Gunther and others have done similar studies before, but this one contained an innovative twist: each respondent read identical information, but some were told that the story came from a national newspaper, while others were told it was a college student essay. The reserachers found that the perception of hostile media content disappeared when partisans thought the story was merely a student essay. “And on some measures it actually reversed-partisans saw the essay version as favoring, rather than opposing, their own view,” says Gunther. “It was only when the information was believed to be in the mass media-where presumably many other people must have seen it-that the partisans saw the coverage as biased against them,” he explains.

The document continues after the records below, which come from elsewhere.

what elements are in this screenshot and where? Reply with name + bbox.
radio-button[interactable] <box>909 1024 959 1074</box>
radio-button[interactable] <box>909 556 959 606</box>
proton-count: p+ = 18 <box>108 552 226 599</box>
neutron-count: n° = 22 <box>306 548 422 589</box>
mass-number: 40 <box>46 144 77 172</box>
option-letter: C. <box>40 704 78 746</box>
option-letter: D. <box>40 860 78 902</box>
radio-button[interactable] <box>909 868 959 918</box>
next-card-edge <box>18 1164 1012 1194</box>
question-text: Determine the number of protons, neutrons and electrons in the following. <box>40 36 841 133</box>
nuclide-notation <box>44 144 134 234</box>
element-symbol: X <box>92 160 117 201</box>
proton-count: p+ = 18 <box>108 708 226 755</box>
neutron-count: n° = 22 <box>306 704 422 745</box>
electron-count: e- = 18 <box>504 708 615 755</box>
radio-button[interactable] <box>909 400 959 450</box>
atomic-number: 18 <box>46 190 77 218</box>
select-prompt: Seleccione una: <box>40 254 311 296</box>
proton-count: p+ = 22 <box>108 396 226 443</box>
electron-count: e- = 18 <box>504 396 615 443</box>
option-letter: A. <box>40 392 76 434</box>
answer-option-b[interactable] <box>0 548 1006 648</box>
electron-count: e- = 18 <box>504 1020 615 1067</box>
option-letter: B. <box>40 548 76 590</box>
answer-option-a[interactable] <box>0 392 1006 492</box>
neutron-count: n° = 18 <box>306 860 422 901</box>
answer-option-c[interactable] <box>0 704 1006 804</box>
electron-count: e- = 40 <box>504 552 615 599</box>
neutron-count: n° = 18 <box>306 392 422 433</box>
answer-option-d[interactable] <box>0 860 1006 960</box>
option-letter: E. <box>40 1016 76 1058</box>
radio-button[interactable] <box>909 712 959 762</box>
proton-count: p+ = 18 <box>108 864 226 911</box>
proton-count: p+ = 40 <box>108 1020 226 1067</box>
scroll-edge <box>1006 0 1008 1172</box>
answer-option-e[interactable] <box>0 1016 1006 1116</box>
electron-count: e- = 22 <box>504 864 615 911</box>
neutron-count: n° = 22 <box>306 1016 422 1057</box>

Politicians, or people on the front lines of an issue, often complain about unfair media coverage. “They might be wrong about that,” Gunther says. “This work tells us that journalists should beware of overreacting to complaints: partisans who accuse the press of bias may just be predisposed to see the media that way.”

However, Gunther is quick to add that he does not think the news is always fair and balanced. “I”m not an apologist for the media,” he says. “News can certainly be biased; it”s just that audiences can be biased also.”

Seely, a professional journalist and a science writing instructor in the department of life sciences communication, has another take on the hostile media effect. “As a journalist, in a way I feel I”ve done my job if both sides complain,” he says. “My stories aren”t meant to be scientific treatises, or the last word on an issue. I”m trying to raise questions and make people think.”